In 1948 Palestinians owned 80 per cent of the land. Following the establishment of Israel, their land had shrunk to less than 3.5 per cent. The same laws were used extensively in the West Bank to confiscate Palestinian land, which was later handed over to Israeli settlers to build Jew-only colonies.

Apartheid in education

Israel has two systems: one for its Jewish citizens and another for Palestinian, non-Jewish citizens. In education, a 2001 report by Human Rights Watch described Israeli-run Palestinian schools “a world apart from government-run Jewish schools”. A Committee on Arab Education inside Israel found in 2005 that Israel spent an average of USD192 a year on each Palestinian student compared with USD 1,100 for each Jewish student.

Economic disparity

These discriminatory policies are translated into great economic disparity between Jews and non-Jews. As a result, non-Jewish Palestinian citizens of Israel are under-represented in the civil service, high technology and the financial sectors but are over-represented in meagrely paid, low-skilled trades. For example, out of 150,000 employees in the high-tech sector, only 460 are Palestinians.

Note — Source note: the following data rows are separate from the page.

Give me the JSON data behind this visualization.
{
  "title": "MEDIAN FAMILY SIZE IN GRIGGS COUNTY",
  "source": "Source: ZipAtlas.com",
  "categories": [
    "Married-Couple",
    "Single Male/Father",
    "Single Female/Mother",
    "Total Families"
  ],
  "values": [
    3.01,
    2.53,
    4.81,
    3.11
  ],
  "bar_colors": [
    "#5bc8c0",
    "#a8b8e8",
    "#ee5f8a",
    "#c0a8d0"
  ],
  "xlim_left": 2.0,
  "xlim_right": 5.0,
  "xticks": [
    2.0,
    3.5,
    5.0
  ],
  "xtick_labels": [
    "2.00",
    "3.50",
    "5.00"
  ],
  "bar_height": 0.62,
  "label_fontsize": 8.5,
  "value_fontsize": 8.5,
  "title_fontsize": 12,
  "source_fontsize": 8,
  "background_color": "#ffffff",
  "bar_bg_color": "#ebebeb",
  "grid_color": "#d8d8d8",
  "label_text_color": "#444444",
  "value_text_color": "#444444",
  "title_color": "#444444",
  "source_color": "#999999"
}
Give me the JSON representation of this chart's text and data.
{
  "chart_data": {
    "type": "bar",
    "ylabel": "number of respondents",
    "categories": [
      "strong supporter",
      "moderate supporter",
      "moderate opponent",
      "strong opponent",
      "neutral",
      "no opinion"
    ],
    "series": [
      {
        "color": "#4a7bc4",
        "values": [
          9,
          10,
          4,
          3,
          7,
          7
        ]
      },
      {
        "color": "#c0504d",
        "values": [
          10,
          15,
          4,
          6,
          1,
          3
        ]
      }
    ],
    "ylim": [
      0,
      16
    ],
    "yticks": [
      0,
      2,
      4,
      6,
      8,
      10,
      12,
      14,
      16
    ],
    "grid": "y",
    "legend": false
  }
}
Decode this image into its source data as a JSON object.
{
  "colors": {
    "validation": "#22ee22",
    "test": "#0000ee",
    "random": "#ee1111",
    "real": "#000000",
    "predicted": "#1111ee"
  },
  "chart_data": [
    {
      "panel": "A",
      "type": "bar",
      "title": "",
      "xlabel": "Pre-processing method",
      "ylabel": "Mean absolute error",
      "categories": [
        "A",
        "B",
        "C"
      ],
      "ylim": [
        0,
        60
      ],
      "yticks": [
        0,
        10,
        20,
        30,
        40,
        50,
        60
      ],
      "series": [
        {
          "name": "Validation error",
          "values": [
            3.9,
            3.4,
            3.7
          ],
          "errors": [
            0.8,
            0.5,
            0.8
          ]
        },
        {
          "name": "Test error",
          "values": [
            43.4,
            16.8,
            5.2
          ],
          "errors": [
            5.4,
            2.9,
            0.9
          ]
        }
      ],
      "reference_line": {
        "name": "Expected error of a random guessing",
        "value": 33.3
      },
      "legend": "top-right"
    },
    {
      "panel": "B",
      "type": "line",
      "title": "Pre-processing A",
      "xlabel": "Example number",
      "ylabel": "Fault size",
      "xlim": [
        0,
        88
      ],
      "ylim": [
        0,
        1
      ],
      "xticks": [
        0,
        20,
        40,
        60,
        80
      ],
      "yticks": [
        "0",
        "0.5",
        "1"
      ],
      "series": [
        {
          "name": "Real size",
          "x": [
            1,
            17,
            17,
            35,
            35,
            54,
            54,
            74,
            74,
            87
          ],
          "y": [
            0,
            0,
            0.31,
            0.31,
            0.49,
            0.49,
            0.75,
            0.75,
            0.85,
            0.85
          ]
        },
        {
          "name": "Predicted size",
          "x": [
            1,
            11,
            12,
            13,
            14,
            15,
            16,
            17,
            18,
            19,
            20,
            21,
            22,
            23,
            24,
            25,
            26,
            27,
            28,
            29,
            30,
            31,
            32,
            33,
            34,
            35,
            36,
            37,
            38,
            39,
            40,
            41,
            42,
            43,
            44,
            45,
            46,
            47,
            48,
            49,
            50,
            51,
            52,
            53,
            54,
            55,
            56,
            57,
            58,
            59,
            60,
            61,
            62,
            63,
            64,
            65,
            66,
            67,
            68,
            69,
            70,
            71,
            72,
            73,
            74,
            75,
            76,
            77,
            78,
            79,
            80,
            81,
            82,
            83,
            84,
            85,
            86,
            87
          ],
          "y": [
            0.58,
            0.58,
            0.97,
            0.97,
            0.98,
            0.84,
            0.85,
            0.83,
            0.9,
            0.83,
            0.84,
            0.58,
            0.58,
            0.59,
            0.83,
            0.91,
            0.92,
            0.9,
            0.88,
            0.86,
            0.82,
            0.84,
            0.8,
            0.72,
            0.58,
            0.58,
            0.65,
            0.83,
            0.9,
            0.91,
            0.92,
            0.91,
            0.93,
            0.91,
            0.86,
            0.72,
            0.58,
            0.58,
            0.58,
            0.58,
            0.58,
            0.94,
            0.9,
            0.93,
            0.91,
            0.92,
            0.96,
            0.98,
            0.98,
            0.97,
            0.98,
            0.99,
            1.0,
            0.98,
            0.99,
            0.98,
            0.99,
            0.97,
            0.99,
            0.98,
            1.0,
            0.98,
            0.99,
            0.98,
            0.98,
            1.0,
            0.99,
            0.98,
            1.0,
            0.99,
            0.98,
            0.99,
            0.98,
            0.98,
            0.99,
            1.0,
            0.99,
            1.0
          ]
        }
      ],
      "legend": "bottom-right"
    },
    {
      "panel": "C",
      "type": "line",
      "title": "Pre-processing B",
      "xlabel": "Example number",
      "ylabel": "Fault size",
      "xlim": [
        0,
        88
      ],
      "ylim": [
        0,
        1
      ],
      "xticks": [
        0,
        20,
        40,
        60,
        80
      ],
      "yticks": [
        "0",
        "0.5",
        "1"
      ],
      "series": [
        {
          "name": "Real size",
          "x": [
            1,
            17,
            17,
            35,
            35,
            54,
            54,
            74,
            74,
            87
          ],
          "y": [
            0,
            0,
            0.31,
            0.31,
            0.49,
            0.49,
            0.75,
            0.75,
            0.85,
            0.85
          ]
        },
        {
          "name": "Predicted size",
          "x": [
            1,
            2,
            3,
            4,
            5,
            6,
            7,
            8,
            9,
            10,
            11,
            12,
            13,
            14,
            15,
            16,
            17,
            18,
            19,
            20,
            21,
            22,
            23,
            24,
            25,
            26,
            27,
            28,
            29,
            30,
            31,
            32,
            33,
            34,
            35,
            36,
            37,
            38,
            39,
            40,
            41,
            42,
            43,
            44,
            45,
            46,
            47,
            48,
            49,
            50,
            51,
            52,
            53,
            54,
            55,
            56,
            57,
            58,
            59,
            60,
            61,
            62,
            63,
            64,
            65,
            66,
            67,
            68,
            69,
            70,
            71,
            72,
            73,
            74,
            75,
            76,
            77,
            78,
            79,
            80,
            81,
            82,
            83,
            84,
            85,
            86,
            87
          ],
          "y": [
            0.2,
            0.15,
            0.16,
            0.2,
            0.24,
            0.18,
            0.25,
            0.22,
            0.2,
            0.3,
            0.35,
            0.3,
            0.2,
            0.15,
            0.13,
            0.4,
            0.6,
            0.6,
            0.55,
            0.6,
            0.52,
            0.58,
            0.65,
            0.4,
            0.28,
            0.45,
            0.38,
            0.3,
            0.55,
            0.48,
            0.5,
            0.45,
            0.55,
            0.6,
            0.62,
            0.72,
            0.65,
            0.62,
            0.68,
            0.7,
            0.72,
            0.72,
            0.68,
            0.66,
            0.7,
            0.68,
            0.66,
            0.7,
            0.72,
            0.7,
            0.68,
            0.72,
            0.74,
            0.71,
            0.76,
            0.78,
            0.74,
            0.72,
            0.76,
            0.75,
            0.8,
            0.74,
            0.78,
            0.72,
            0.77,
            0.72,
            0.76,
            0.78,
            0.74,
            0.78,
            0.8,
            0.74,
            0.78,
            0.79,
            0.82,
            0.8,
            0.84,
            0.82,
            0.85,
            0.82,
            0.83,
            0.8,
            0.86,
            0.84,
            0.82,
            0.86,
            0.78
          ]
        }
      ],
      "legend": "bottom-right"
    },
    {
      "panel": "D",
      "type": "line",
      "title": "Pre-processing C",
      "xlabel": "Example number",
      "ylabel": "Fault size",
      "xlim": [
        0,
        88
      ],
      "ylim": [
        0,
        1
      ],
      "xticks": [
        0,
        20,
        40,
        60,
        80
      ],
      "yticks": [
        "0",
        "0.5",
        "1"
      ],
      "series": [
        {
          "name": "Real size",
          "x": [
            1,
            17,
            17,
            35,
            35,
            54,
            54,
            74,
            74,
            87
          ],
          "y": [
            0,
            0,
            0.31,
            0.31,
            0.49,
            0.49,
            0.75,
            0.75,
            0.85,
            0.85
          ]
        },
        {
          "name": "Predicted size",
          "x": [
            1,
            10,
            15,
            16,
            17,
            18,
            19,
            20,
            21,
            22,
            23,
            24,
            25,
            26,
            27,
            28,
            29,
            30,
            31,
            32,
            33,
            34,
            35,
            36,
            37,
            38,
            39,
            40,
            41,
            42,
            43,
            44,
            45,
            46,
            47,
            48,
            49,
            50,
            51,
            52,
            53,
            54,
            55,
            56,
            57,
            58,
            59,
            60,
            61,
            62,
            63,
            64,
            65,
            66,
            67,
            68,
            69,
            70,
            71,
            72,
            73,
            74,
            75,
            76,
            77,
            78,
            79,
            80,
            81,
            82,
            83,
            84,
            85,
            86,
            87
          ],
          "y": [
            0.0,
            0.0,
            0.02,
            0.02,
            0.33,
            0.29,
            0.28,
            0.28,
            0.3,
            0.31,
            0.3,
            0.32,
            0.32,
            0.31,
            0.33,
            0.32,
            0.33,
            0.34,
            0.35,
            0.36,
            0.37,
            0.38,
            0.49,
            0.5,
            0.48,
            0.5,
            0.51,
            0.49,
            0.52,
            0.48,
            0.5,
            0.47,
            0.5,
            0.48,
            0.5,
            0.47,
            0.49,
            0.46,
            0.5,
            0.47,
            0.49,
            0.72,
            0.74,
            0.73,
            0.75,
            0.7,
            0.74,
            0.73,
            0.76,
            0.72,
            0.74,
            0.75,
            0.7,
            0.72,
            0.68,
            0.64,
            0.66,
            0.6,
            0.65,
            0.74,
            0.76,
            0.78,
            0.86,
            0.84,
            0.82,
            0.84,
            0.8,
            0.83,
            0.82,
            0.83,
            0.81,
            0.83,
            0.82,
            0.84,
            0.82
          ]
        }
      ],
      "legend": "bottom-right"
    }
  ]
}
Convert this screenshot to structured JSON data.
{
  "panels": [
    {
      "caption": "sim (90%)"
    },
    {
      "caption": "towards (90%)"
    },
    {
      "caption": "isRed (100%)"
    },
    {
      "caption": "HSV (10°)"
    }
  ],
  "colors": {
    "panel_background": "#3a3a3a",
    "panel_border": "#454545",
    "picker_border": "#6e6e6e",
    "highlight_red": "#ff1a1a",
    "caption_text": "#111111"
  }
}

Palestinian citizens of Israel represent 20 per cent of the population. However, they account for more than 50 per cent of impoverished families in Israel. In fact, out of the 40 communities in Israel with the highest unemployment rates, 36 are Palestinian towns.

Discrimination in health care and housing

Discrimination in health care at an early age is equally striking. According to the Israeli newspaper Haaretz in December 2014, the infant mortality rate per thousand among Palestinians is more than double that of Jewish babies – 2.5 for Jewish babies and 6.3 for Palestinians.

On the housing front, discrimination is more blatant. Since 1948, Israel has established more than 1,000 new Jewish cities and towns on the land expropriated from it indigenous Palestinian owners. On the other hand, Israel did not build one single new (non-Jewish) Palestinian community despite the fact that the Palestinian population grew 10-fold.

Israeli building policies choke Palestinian communities by restricting construction permits and demolishing the homes of Palestinians, as in the case of 15 December 2015 in the town of Tamra. Currently, there are active official orders to demolish 50,000 homes purportedly built without government permits.

Dispossession

Another salient case of Israeli discrimination against non-Jewish Israeli citizens is the Prawer-Begin plan to depopulate 35 unrecognised Palestinian Bedouin communities in the Negev Desert. In one instance, Israel demolished and Palestinians rebuilt the village of Al Araqeeb 93 times in the last five years.

The Prawer-Begin plan is part of a larger racist strategy aimed at increasing the sparse Jewish population in the Negev by building 22 new Jewish communities. This is while eradicating Palestinian villages that predated the establishment of the state Israel.

In the face of the unmitigated wave of additional, formalised discrimination by the current ultra-right-wing Israeli government of Binyamion Netanyahu, Palestinians inside Israel are bringing their grievances to the attention of the international community. Israel can’t continue to use the Jewish victims of the holocaust to justify its racist and malevolent policies against the non-Jewish citizens of Israel.